A face from primary school surfaced again—almost familiar, almost warm. Different schools after grade eight; she had his number and never used it. Later they were close again at the same high school, laughter at his table, easy enough to believe in. Then a boy from the loud table beside her at lunch, hands linked, gossip in the air—and she stopped talking to him when the relationship took her evenings. He could not tell if those wounds had happened in order or if the void had stitched them together just to hurt him.
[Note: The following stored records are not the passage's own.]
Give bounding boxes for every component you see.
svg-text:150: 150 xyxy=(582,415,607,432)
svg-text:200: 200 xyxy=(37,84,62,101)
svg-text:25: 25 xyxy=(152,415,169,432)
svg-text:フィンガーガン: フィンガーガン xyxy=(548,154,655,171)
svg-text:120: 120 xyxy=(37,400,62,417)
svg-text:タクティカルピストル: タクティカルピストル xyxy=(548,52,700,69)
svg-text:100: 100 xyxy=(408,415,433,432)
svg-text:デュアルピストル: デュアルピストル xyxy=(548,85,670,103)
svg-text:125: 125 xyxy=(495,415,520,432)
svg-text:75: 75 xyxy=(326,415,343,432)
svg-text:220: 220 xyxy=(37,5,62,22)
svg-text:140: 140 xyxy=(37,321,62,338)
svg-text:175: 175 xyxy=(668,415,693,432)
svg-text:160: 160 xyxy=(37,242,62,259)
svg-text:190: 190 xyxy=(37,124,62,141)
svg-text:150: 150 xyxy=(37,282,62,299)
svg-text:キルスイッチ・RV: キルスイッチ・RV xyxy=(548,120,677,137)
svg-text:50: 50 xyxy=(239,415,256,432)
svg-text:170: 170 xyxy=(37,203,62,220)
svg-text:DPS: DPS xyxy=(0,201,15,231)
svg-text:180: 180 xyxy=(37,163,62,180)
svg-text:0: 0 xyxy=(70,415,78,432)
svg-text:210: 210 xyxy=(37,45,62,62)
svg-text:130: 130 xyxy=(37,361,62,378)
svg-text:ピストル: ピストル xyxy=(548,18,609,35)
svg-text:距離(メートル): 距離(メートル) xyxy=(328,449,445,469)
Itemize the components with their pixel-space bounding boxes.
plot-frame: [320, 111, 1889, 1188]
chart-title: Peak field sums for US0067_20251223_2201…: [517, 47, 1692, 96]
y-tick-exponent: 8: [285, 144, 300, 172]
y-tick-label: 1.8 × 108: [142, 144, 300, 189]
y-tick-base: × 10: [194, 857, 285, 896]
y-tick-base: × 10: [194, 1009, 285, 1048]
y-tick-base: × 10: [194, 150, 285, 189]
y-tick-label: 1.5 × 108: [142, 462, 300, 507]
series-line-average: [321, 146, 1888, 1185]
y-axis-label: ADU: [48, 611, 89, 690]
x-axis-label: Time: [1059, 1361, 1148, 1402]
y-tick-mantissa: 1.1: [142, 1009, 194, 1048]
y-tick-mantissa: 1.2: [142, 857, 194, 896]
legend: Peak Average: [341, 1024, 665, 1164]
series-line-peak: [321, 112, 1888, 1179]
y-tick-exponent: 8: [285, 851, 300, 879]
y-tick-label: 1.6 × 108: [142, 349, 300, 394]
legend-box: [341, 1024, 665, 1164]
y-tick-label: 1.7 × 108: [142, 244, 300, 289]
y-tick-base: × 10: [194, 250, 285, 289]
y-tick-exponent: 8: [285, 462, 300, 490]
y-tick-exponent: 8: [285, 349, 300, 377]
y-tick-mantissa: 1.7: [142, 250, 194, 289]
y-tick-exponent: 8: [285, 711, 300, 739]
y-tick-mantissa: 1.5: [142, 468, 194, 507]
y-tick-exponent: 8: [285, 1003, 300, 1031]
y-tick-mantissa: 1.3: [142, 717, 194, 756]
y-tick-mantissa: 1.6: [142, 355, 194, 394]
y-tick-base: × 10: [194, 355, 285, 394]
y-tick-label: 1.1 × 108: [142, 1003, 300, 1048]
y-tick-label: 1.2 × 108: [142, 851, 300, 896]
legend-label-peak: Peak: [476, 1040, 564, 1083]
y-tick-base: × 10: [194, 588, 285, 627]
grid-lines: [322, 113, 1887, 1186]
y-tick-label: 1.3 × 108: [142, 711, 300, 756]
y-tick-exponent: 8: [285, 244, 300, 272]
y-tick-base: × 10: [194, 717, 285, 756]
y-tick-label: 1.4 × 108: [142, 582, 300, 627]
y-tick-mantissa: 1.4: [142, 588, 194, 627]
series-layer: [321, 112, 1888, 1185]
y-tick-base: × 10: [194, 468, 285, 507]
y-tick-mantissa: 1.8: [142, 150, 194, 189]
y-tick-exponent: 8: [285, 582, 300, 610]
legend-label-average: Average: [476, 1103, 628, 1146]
Graduation was handshakes and photos and nobody staying. A shoulder clap, a promise—"I'll hit you up sometime." Hollow pings that never became plans. Phones stayed quiet. Everyone walked off as if the years had meant nothing.
When the noise finally cleared, the ache stayed but the truth would not hold still. The belonging he had chased was never really there when it counted—the loud table had been noise dressed up as friendship, and that much still felt solid. Warm fragments and cold ones carried the same weight now. Playground shove, hallway hug, screen going dead, library alone: he could not tell memory from hunger anymore. He remembered walking away. He remembered choosing wrong. He no longer knew what to believe.